I am still not sure whether the title of my question is correct and it most probably is not. However I have spent some time searching both the net and stackoverflow and I can not find a good description of the issue I am facing.

Basically what I want to achieve is the ability to read some raw bytes and based on the value of some of them to interpret the rest in different ways. This is how TLV works in a way, you check the tag and depending on it - interpret the result. Of course I can always keep that logic in my C++ code, however I am looking for a solution which would move the logic out of the source code (maybe to some xml description). This would allow me to describe different encodings (protocols) more easily. I am familiar with Protocol Buffers and some other serialization libraries, however all of them solve different issue. They assume they are on both ends of the communication, while I want to describe the communication (sort of).

Is such solution available, if no - why not? Are there some inherent difficulties I will face trying to implement it.

I believe this is an easy task, a lot of work, but easy.

Two important concepts: 1) Factories and 2) Object controls deserialization . The factories will create an object instance based on an ID or tag. Once the object is created, the object is responsible for loading its members from a data stream (or buffer).

A simpler design may be to implement nested factories. A factory calls a sub-factory based on an ID. This may continue down a chain until a final static creation method is called to create the appropriate object instance.

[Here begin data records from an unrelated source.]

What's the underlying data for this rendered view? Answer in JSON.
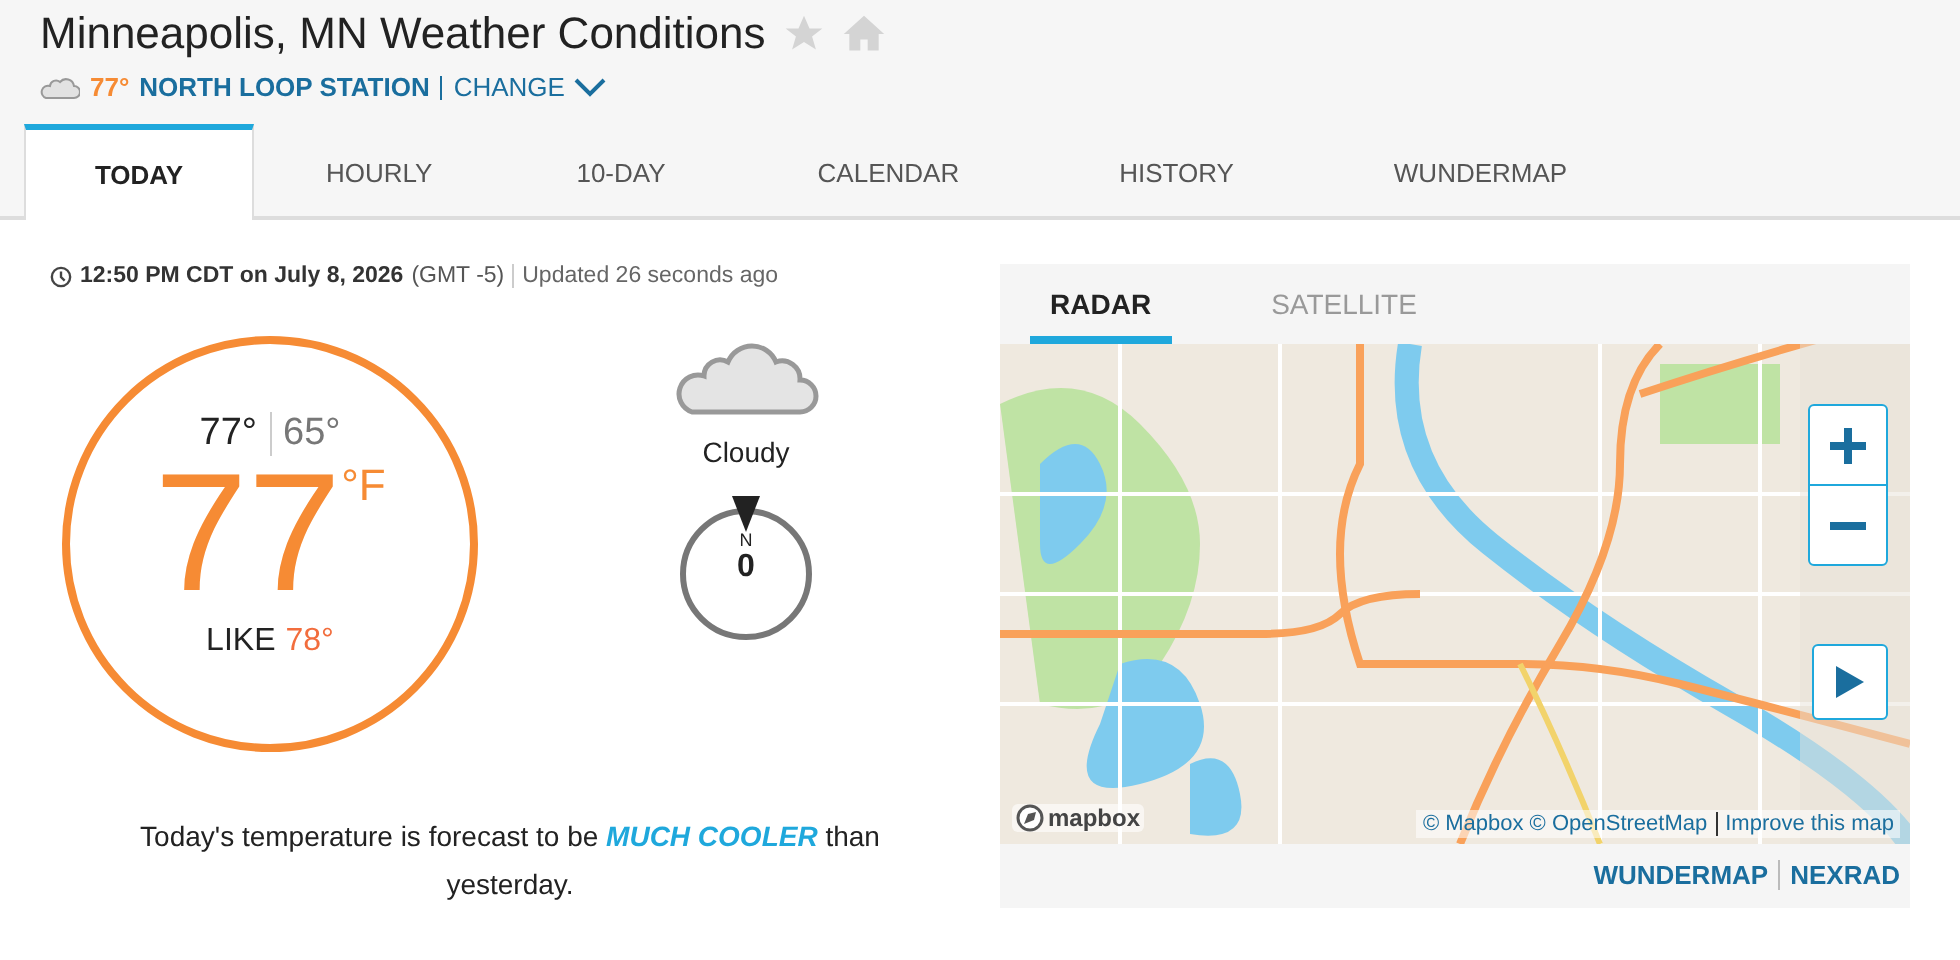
{
  "header": {
    "title": "Minneapolis, MN Weather Conditions",
    "station_temp": "77°",
    "station": "NORTH LOOP STATION",
    "change": "CHANGE"
  },
  "tabs": [
    {
      "label": "TODAY",
      "selected": true
    },
    {
      "label": "HOURLY",
      "selected": false
    },
    {
      "label": "10-DAY",
      "selected": false
    },
    {
      "label": "CALENDAR",
      "selected": false
    },
    {
      "label": "HISTORY",
      "selected": false
    },
    {
      "label": "WUNDERMAP",
      "selected": false
    }
  ],
  "current": {
    "time": "12:50 PM CDT on July 8, 2026",
    "timezone": "(GMT -5)",
    "updated": "Updated 26 seconds ago",
    "high": "77°",
    "low": "65°",
    "temp": "77",
    "unit": "°F",
    "feels_label": "LIKE",
    "feels": "78°",
    "condition": "Cloudy",
    "wind_dir": "N",
    "wind_speed": "0",
    "summary": "Today's temperature is forecast to be *MUCH COOLER* than yesterday."
  },
  "map": {
    "tabs": [
      {
        "label": "RADAR",
        "selected": true
      },
      {
        "label": "SATELLITE",
        "selected": false
      }
    ],
    "logo": "mapbox",
    "attribution": "© Mapbox © OpenStreetMap",
    "improve": "Improve this map",
    "links": [
      "WUNDERMAP",
      "NEXRAD"
    ]
  }
}
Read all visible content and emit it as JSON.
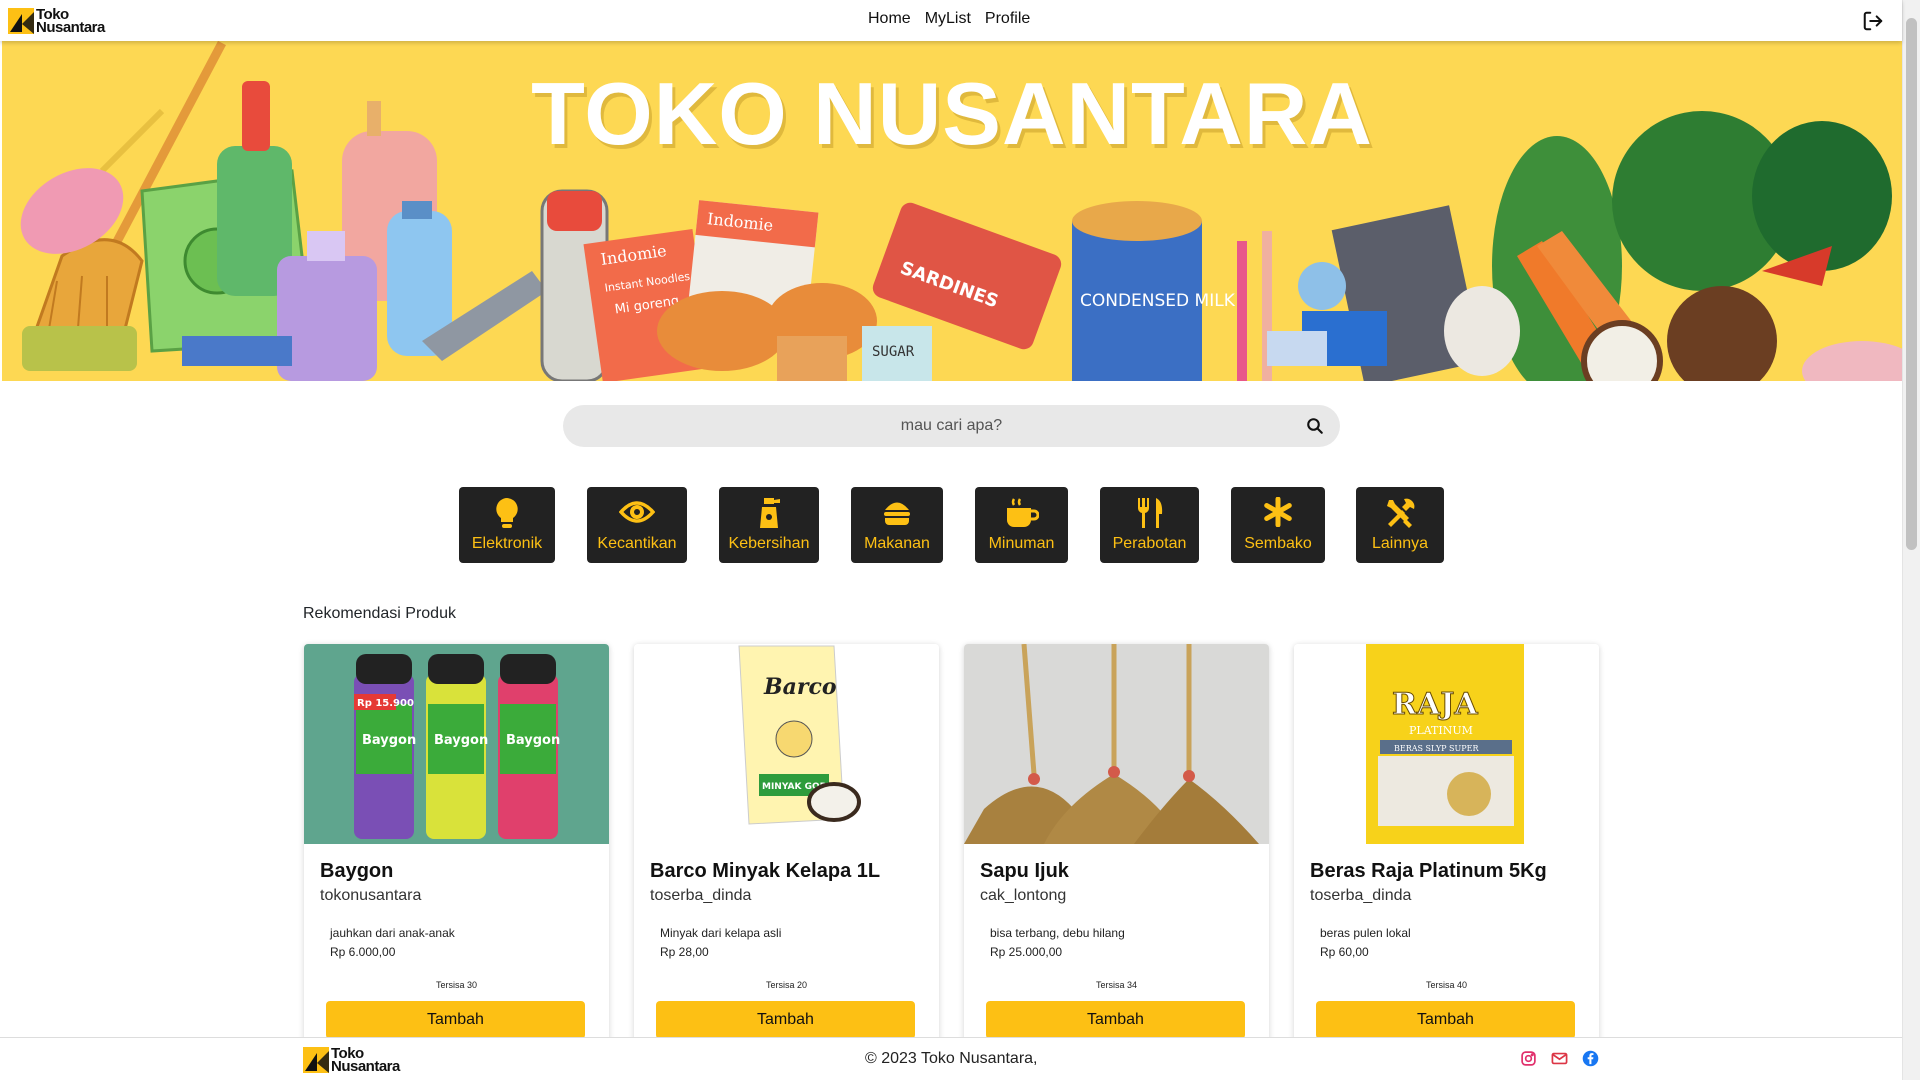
{
  "brand": {
    "line1": "Toko",
    "line2": "Nusantara"
  },
  "nav": {
    "home": "Home",
    "mylist": "MyList",
    "profile": "Profile"
  },
  "hero": {
    "title": "TOKO NUSANTARA",
    "art_labels": [
      "Indomie",
      "Indomie",
      "Instant Noodles",
      "Mi goreng",
      "SARDINES",
      "CONDENSED MILK",
      "SUGAR"
    ]
  },
  "search": {
    "placeholder": "mau cari apa?"
  },
  "categories": [
    {
      "label": "Elektronik",
      "icon": "lightbulb-icon"
    },
    {
      "label": "Kecantikan",
      "icon": "eye-icon"
    },
    {
      "label": "Kebersihan",
      "icon": "spray-bottle-icon"
    },
    {
      "label": "Makanan",
      "icon": "burger-icon"
    },
    {
      "label": "Minuman",
      "icon": "mug-icon"
    },
    {
      "label": "Perabotan",
      "icon": "utensils-icon"
    },
    {
      "label": "Sembako",
      "icon": "asterisk-icon"
    },
    {
      "label": "Lainnya",
      "icon": "tools-icon"
    }
  ],
  "section_title": "Rekomendasi Produk",
  "products": [
    {
      "name": "Baygon",
      "seller": "tokonusantara",
      "description": "jauhkan dari anak-anak",
      "price": "Rp 6.000,00",
      "stock": "Tersisa 30",
      "button": "Tambah",
      "image_labels": [
        "Baygon",
        "Baygon",
        "Baygon",
        "Rp 15.900"
      ]
    },
    {
      "name": "Barco Minyak Kelapa 1L",
      "seller": "toserba_dinda",
      "description": "Minyak dari kelapa asli",
      "price": "Rp 28,00",
      "stock": "Tersisa 20",
      "button": "Tambah",
      "image_labels": [
        "Barco",
        "MINYAK GORENG"
      ]
    },
    {
      "name": "Sapu Ijuk",
      "seller": "cak_lontong",
      "description": "bisa terbang, debu hilang",
      "price": "Rp 25.000,00",
      "stock": "Tersisa 34",
      "button": "Tambah",
      "image_labels": []
    },
    {
      "name": "Beras Raja Platinum 5Kg",
      "seller": "toserba_dinda",
      "description": "beras pulen lokal",
      "price": "Rp 60,00",
      "stock": "Tersisa 40",
      "button": "Tambah",
      "image_labels": [
        "RAJA",
        "PLATINUM",
        "BERAS SLYP SUPER"
      ]
    }
  ],
  "footer": {
    "copyright": "© 2023 Toko Nusantara,"
  },
  "colors": {
    "accent": "#fdc014",
    "hero_bg": "#fdd853",
    "category_bg": "#222222",
    "instagram": "#e1306c",
    "email": "#dc3545",
    "facebook": "#1877f2"
  }
}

The final object would be passed the stream (or buffer) and it would load its data members. The reason for having the object load its members (rather than an external object or function) is that the object knows the types and layouts of its members. Also, one location for everything, so that when an data member is added or removed, only the object changes, not other external functions (that access the objects data members).

Hope this helps.

I know of nothing like this.

As to why there isn't anything it probably comes down to nobody really needs it. A communications protocol is unlikely to change in any significant way so why pay for the ability to react to changes that won't occur?